EFCC AND THE IMPENDING VOODOO ANTI GRAFT WAR

By NBF News

Recently the Chairman of the Economic and Financial Crimes Commission, EFCC, Mrs Farida Waziri, started to sing in strange tunes. A macabre song and dance of sorts that no one knows how it would play out should the executive and the legislature join in the fray and the masses watch in dismay.

The commission led by her has been trying to drum up support for egregious proposals. It is a dance in which heads roll. Already, the vampires are swooping around preparatory to that feast of blood.

I have no doubt in my mind that the anti-graft body had stood justice on its head in the pursuit of anti-corruption, since the days of its former Chairman, Mr Nuhu Ribadu. The only time sanity crept into the fight was under the late President, Alhaji Umaru Musa Yar'Adua, who insisted on due process. But with Yar'Adua's sickness and eventual death, the commission seem to have gone back to its inglorious ways.

It is said that the assumption of innocence until proven otherwise is the basis of jurisprudence, but the commission under Nuhu Ribadu, and now under Farida Waziri, is trying to make it the other way round.

The latest pointer to this is the recent proposal by the EFCC, in the Asset Forfeiture  Bill, in which the committee intends to identify choice property in and outside the country and investigate. If the owners cannot explain their source then they are forfeited.

This is witch-hunting. If we should go from the known to the unknown, a probe of the nation's administrations from 1984 should be our starting point. When we are done we can now go into the probing of unexplained property.

But the sad thing in all this is that the EFCC by that proposal is trying to dodge a very important aspect of jurisprudence: The burden of proof. When one is an accuser in a court of law, the onus of proof lies on him. But by proposing that law, the anti-graft body is trying to evade that vital aspect. This is very dangerous. Like in the days before the DNA became acceptable as a basis for conviction or acquittal, many a man had gone to the gallows because they could not explain themselves out of murders they never committed and in some cases knew nothing about.

The import of this is that the EFCC should not comence investigations in cases it has no facts to prosecute, assets or financial. On this basis, I propose that we need an asset protection law, like there is in California,USA. Whatever crime anyone has committed, we should focus on the justice of it, and not on his property. This would discourage an anti-corruption war motivated by victimization.

Mrs Waziri, the anti-graft Czarina, also proposed a death sentence for corrupt officials. The question is where was the anti-graft body when all this crime was being committed? Needless to stress that when the heads roll not all heads will roll afterall. But should all heads roll, the Igbo man asks, the medicine man that cures cholera did he hang his anus in the chimney? The case of the returnee fugitive that once headed the anti-graft body serves as an illustration.
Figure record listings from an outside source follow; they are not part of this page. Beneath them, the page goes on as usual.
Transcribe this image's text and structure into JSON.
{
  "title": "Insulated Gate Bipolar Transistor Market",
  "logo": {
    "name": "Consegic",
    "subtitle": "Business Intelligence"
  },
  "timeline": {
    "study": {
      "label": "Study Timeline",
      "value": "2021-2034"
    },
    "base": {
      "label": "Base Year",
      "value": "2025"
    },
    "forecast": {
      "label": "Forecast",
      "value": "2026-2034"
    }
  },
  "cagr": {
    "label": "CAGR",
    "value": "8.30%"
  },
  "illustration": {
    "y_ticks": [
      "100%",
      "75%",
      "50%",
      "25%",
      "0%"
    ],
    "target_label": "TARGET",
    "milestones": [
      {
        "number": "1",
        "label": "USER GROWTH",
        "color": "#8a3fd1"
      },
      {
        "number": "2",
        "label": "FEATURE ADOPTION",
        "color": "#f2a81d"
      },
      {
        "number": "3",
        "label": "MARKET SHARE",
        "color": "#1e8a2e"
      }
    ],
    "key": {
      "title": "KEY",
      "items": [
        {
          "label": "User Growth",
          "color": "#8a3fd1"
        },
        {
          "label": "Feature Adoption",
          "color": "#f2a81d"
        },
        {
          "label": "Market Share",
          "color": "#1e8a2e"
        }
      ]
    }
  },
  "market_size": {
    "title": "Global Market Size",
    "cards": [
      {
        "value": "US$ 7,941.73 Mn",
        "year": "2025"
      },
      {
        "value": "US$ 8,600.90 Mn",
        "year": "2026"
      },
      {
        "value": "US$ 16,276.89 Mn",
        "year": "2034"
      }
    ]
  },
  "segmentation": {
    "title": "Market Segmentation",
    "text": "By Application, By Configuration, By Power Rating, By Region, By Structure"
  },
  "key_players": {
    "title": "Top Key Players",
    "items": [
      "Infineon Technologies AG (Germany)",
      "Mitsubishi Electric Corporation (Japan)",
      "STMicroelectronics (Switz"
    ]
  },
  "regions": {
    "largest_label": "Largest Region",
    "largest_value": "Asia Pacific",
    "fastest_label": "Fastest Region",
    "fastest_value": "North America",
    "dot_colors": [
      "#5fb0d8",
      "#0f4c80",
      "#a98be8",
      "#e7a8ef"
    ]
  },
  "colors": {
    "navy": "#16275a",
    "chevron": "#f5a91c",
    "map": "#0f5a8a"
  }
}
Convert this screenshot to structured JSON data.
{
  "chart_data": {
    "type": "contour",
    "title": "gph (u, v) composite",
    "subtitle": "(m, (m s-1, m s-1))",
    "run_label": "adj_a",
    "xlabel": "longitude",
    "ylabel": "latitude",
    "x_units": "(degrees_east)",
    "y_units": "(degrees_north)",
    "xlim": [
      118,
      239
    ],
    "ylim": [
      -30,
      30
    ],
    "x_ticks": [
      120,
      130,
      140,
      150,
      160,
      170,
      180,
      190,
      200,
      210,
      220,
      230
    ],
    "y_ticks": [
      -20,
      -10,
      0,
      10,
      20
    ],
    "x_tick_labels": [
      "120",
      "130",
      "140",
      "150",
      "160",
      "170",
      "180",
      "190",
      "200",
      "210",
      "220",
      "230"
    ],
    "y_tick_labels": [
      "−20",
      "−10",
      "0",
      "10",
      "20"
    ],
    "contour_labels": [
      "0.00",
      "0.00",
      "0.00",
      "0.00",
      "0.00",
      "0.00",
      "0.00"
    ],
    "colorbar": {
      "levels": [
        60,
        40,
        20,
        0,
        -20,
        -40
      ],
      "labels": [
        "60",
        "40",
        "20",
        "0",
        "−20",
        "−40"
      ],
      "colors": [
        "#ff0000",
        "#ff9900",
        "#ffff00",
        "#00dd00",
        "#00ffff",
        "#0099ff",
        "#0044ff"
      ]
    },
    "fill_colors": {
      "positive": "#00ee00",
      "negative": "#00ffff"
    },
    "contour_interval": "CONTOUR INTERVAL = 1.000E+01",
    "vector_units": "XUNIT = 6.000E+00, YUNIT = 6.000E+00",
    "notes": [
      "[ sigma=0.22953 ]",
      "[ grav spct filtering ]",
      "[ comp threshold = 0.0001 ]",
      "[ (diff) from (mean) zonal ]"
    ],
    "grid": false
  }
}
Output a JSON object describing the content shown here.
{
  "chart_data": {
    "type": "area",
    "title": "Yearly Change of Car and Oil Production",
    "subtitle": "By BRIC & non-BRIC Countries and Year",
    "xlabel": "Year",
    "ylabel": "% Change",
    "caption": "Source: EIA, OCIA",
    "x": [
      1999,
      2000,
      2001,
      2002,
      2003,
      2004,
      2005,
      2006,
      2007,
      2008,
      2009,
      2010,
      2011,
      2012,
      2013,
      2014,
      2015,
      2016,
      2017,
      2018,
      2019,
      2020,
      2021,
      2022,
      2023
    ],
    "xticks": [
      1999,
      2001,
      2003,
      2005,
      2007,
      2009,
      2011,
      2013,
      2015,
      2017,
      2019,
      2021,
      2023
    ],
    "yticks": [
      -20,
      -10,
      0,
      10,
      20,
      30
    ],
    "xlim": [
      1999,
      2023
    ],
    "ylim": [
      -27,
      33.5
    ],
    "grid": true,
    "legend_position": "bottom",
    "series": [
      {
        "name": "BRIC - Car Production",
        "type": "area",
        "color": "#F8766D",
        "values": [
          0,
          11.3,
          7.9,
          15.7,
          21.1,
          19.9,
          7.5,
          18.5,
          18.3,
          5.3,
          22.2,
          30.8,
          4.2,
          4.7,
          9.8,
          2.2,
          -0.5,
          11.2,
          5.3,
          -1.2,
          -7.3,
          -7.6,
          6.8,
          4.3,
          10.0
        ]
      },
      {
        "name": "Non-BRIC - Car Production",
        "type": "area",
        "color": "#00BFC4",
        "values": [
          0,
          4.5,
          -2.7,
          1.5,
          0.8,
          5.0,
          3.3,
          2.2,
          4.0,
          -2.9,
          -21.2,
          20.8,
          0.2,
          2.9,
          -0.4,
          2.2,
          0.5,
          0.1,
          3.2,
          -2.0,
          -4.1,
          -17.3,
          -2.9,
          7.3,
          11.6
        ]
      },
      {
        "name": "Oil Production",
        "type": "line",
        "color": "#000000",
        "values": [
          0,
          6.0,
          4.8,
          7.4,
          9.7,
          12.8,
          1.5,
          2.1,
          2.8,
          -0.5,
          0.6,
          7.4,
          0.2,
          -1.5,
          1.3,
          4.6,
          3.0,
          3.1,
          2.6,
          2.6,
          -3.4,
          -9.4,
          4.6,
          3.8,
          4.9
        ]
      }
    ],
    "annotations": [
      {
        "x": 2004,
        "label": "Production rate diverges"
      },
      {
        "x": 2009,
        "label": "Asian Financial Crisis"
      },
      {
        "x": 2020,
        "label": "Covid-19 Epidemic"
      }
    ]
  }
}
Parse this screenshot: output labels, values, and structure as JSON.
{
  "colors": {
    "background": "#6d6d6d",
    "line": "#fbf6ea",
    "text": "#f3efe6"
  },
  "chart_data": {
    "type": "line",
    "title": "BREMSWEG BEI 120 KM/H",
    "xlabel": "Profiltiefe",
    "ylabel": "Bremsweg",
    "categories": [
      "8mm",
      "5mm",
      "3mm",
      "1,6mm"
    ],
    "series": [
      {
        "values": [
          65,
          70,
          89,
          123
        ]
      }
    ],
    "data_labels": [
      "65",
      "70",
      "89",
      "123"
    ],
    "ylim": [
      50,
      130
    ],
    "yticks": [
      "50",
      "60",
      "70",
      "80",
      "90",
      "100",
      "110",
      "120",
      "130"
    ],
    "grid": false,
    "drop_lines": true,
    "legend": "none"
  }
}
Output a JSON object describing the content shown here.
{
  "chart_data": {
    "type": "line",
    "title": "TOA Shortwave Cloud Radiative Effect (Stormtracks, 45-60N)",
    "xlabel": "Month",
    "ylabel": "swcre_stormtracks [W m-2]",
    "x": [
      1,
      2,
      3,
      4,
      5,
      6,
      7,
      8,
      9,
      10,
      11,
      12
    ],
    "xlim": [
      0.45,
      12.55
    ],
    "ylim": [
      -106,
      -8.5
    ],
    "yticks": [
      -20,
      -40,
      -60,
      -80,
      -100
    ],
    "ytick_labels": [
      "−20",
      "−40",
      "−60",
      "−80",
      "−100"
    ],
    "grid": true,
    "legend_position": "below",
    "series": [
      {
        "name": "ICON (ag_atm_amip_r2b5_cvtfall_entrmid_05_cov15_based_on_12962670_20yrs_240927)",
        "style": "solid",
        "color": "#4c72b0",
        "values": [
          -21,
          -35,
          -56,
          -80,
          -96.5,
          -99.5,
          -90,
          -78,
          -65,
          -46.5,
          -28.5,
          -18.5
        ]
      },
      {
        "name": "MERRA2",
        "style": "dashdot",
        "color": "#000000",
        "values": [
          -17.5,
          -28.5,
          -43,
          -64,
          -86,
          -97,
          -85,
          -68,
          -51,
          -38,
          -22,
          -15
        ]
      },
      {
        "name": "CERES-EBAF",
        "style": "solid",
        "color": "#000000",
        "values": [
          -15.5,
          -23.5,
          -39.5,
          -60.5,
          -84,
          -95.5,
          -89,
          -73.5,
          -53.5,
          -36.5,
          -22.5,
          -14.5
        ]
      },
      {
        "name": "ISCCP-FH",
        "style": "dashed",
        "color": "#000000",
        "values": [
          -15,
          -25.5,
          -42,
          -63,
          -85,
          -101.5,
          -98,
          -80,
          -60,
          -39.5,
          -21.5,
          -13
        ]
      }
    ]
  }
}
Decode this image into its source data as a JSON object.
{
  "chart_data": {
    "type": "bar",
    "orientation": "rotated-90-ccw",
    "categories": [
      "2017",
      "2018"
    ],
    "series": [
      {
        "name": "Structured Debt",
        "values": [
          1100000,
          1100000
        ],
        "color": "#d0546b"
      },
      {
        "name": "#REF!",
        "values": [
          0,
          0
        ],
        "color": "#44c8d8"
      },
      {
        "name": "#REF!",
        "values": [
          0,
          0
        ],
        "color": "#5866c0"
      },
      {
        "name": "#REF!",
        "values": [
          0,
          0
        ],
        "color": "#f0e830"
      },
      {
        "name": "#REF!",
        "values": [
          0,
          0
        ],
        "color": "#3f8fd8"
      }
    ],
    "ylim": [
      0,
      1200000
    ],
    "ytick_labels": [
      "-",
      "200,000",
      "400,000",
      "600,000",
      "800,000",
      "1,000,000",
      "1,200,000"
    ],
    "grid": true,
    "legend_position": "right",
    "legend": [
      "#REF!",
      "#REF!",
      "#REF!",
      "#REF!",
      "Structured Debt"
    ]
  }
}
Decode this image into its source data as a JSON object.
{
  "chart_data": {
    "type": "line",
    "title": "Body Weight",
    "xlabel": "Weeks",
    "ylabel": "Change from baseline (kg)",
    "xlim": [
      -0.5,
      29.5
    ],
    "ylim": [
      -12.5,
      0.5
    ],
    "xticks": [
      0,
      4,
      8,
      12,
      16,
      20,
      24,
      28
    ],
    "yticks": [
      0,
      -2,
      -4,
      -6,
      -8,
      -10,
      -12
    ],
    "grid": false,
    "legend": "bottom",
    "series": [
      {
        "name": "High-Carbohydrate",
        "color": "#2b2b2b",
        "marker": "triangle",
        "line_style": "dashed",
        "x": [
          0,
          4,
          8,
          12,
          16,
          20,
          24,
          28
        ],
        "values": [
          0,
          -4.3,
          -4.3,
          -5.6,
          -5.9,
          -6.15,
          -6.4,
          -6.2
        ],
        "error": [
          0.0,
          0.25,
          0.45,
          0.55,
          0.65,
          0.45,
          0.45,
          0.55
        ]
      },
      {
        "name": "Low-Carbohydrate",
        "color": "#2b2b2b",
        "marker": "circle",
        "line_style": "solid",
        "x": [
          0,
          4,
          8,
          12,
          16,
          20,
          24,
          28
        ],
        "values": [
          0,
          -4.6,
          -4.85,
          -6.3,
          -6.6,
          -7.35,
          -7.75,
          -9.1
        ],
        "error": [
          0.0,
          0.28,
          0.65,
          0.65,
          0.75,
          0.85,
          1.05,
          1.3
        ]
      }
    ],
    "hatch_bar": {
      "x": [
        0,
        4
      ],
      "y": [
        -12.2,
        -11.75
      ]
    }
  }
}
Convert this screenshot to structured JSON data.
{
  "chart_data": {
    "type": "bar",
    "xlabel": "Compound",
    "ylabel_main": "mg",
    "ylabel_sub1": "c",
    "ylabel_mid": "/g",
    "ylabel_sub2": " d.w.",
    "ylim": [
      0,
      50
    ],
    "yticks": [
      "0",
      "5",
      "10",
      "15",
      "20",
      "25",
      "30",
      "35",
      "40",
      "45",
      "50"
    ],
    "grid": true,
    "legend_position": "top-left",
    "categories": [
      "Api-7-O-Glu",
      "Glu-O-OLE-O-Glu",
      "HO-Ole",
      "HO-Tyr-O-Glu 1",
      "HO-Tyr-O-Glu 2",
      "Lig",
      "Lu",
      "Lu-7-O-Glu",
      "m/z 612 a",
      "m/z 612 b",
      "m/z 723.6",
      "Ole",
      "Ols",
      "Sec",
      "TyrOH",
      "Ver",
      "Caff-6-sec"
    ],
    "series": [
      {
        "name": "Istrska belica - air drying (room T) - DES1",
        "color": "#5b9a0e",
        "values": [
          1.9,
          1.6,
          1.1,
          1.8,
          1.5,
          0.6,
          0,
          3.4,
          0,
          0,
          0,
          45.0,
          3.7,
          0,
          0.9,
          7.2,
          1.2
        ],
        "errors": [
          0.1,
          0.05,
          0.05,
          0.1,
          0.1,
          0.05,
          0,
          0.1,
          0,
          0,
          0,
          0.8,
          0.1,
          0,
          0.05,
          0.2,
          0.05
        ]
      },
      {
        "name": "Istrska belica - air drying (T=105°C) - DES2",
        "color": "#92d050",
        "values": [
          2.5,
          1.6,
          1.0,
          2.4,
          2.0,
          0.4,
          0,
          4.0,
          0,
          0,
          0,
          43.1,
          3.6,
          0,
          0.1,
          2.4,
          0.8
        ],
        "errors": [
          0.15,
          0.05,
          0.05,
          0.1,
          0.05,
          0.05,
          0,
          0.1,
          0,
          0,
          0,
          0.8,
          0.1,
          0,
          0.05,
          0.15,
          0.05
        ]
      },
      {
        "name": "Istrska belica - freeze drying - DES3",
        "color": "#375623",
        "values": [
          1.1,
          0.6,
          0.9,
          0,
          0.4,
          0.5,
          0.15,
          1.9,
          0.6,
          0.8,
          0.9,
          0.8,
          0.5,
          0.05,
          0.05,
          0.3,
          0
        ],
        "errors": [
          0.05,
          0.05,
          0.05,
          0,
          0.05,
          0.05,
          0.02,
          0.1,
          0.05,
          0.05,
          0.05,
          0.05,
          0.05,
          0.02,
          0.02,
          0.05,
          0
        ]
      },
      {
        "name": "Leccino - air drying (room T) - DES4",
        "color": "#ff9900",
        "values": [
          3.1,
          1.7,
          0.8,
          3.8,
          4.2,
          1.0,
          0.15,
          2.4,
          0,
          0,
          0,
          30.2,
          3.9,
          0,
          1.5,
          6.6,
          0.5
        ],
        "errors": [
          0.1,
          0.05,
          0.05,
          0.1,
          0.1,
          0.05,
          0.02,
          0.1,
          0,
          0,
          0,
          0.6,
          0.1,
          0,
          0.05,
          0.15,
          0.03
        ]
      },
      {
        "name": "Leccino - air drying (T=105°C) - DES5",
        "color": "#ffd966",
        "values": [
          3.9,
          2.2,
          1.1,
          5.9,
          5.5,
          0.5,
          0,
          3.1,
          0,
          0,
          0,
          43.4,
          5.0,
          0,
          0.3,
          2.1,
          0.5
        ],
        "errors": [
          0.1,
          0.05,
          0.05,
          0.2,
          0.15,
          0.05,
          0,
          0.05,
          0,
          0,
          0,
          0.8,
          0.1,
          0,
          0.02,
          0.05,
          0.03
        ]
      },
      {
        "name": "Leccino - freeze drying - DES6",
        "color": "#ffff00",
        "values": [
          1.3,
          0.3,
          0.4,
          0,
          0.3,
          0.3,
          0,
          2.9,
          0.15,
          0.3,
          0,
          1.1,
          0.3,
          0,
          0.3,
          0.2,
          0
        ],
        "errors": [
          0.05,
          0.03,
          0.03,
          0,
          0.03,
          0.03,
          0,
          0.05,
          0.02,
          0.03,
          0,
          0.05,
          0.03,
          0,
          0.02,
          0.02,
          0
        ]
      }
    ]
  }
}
Bloodshed has never been known to work in Africa. Samuel Doe that convinced his countrymen that their problems were the corrupt Liberian elite, he ended up worse than those he executed, the escapee minister in that administration is today the first woman president in Africa. Jerry Rawlings that wiped off the entire political and military elite, before he left Ghana had one of the worst corruption indices, as announced by the world bank.

He himself also admitted this before leaving office, saying that it is very sad he could not do anything. But he left a legacy of democracy for which history has been very kind to him, but the bloodshed never worked. So the question is why is the anti-graft chair bloodthirsty? How many cases of corruption has the body successfully prosecuted? Has every corrupt person in Nigeria been investigated?

There is no doubt that enough is not being done to prevent corruption in this country. Regime after regime tries to loot this country dry. No mechanism is put in place to monitor budget proposal and implementation, except in very obvious cases. Much of what is budgeted for the upliftment of the standard of living of the suffering masses of this country ends up not trickling down to them.

Contrary to what the ideal situation is, political appointment is the only way to wealth and political power in Nigeria, making it almost impossible for people with genuine sources of income to participate and win political offices in this country.

In more developed countries, corrupt officials are discovered early and booted out and have no chance of remaining to pollute the electoral system. But here the reverse is the case.

The Nigerian constitution is enough to guarantee justice for every Nigerian citizen, why should we enact multiple and obnoxious laws, that in the end do nothing to curb the rate of corruption?

•Nwabueze, a medical doctor is based in Imo State.